Special to the Sun
Friday, Sept. 30, 2016 | 2 a.m.
Nobody will flip a switch. Lights are not expected to flutter on the casino floors. Yet 15 Strip properties owned by MGM Resorts International and Wynn Resorts will seamlessly start parting ways with NV Energy’s service at midnight, the culmination of a yearlong effort to purchase power from an alternative provider.
Arguing that the move will slash bills and boost renewables, the two companies will begin purchasing electricity from private providers who can obtain energy on the open market. NV Energy will still provide reliability through backup services and transmit power through the grid, but the utility will cease to sell energy to the casinos.
“From a reliability standpoint and a physics functionality standpoint, nothing changes. What changes is the transaction itself,” said Erik Hansen, who oversaw Wynn’s exit as director of energy procurement.
The departures of the two large companies mark a significant decrease in electricity sales for NV Energy. MGM and Wynn represent about 6 percent of NV Energy’s customer base. For this reason, utility regulators required the companies to pay a collective $100 million in impact fees — about $87 million for MGM and $15 million for Wynn — to ensure that ratepayers do not shoulder the costs of their exits. The Public Utilities Commission also will assess recurring charges to the companies for six years as an additional protection to ratepayers.
Sands Las Vegas Corp. received permission to leave NV Energy but backed out. Sands instead supported and helped fund the Energy Choice Initiative, a ballot measure to restructure Nevada’s electricity market. It would create an open market and end NV Energy’s monopoly on power supply by the early 2020s.
Despite high upfront costs, MGM and Wynn say the move will be good for business. It allows the casino companies to purchase power at prices that better reflect the market value for electricity. Due largely to cheap natural gas, the wholesale price remains low.
“You will always save money going wholesale,” Hansen said.
MGM sees an opportunity to source a greater portion of its electricity from renewables. The company already receives some of its energy from an expansive rooftop solar array at Mandalay Bay. Cindy Ortega, senior vice president and chief sustainability officer, said MGM will explore contracts with large-scale solar plants and look at future applications for energy-storage batteries.
“It’s part of being able to control what your supply looks like and be able to take advantage of opportunities without have a third-party as an intermediary,” Ortega said of MGM’s reason for exiting. “Innovation and technological advancement is faster than regulations and monopolies can usually move.”

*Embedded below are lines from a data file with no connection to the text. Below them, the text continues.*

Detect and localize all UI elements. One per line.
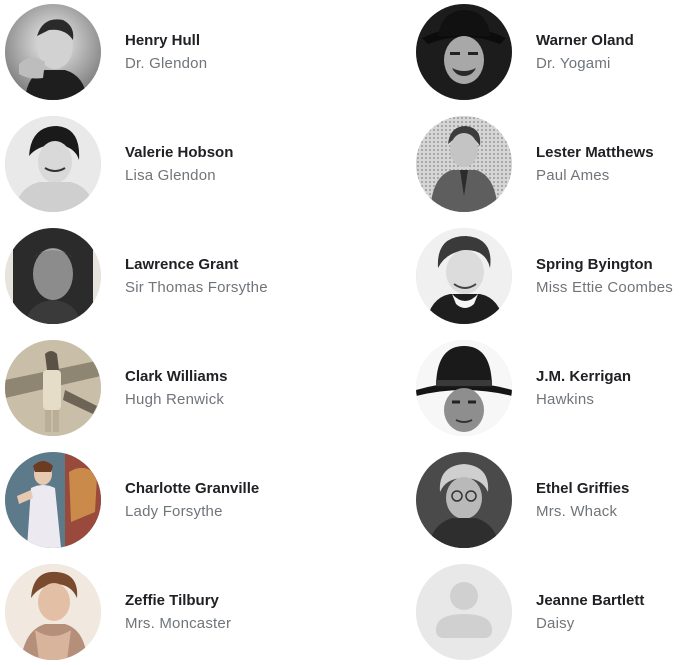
actor-name: Valerie Hobson [125, 143, 234, 161]
actor-name: Lester Matthews [536, 143, 654, 161]
cast-card[interactable]: Henry Hull Dr. Glendon [5, 4, 295, 100]
actor-name: Jeanne Bartlett [536, 591, 645, 609]
cast-card[interactable]: Warner Oland Dr. Yogami [416, 4, 696, 100]
actor-name: Charlotte Granville [125, 479, 260, 497]
cast-card[interactable]: Ethel Griffies Mrs. Whack [416, 452, 696, 548]
cast-card[interactable]: Lester Matthews Paul Ames [416, 116, 696, 212]
character-name: Miss Ettie Coombes [536, 278, 673, 296]
actor-photo [416, 452, 512, 548]
character-name: Hugh Renwick [125, 390, 225, 408]
actor-photo [5, 116, 101, 212]
actor-name: J.M. Kerrigan [536, 367, 632, 385]
actor-name: Lawrence Grant [125, 255, 239, 273]
character-name: Dr. Yogami [536, 54, 611, 72]
actor-name: Spring Byington [536, 255, 653, 273]
default-person-icon [416, 564, 512, 660]
actor-photo [416, 340, 512, 436]
cast-card[interactable]: Valerie Hobson Lisa Glendon [5, 116, 295, 212]
cast-card[interactable]: Spring Byington Miss Ettie Coombes [416, 228, 696, 324]
actor-photo [5, 4, 101, 100]
character-name: Mrs. Whack [536, 502, 618, 520]
cast-card[interactable]: J.M. Kerrigan Hawkins [416, 340, 696, 436]
actor-photo [5, 452, 101, 548]
character-name: Hawkins [536, 390, 595, 408]
character-name: Lisa Glendon [125, 166, 216, 184]
actor-photo [5, 228, 101, 324]
actor-photo [416, 4, 512, 100]
cast-card[interactable]: Jeanne Bartlett Daisy [416, 564, 696, 660]
cast-card[interactable]: Clark Williams Hugh Renwick [5, 340, 295, 436]
actor-photo [416, 116, 512, 212]
actor-name: Zeffie Tilbury [125, 591, 219, 609]
actor-photo [5, 564, 101, 660]
cast-card[interactable]: Charlotte Granville Lady Forsythe [5, 452, 295, 548]
actor-photo-placeholder [416, 564, 512, 660]
actor-name: Warner Oland [536, 31, 634, 49]
actor-photo [416, 228, 512, 324]
character-name: Paul Ames [536, 166, 610, 184]
cast-card[interactable]: Lawrence Grant Sir Thomas Forsythe [5, 228, 295, 324]
actor-name: Ethel Griffies [536, 479, 630, 497]
actor-photo [5, 340, 101, 436]
cast-grid: Henry Hull Dr. Glendon Valerie Hobson Li… [0, 0, 696, 665]
character-name: Dr. Glendon [125, 54, 208, 72]
actor-name: Clark Williams [125, 367, 228, 385]
character-name: Lady Forsythe [125, 502, 223, 520]
character-name: Sir Thomas Forsythe [125, 278, 268, 296]
cast-card[interactable]: Zeffie Tilbury Mrs. Moncaster [5, 564, 295, 660]
character-name: Daisy [536, 614, 575, 632]
actor-name: Henry Hull [125, 31, 201, 49]
character-name: Mrs. Moncaster [125, 614, 232, 632]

MGM, Ortega said, plans to continue investing in renewables across the state. Wynn might also look at procuring renewables. Both companies are required to meet the state’s renewable portfolio standard.
Since the utilities commission gave the casinos permission to leave NV Energy in January, dozens of employees at the companies and utility have been coordinating the exit. Wynn, for instance, installed meters allowing the company to see more data about its energy usage. So complex is the switch to a private provider that MGM said it could be several days before it stops using NV Energy power entirely.
In the early 2000s, a number of large energy producers, including Station Casinos, MGM Mirage and Fashion Show mall, sought permission to leave NV Energy but ultimately didn't.
Energy is often a top overhead cost for businesses. Hansen said that companies are increasingly looking for ways to cut their bills, and many are making energy a key part of their business strategy. “If (businesses are) not looking at it today, I think they certainly will in the coming years,” Hansen said.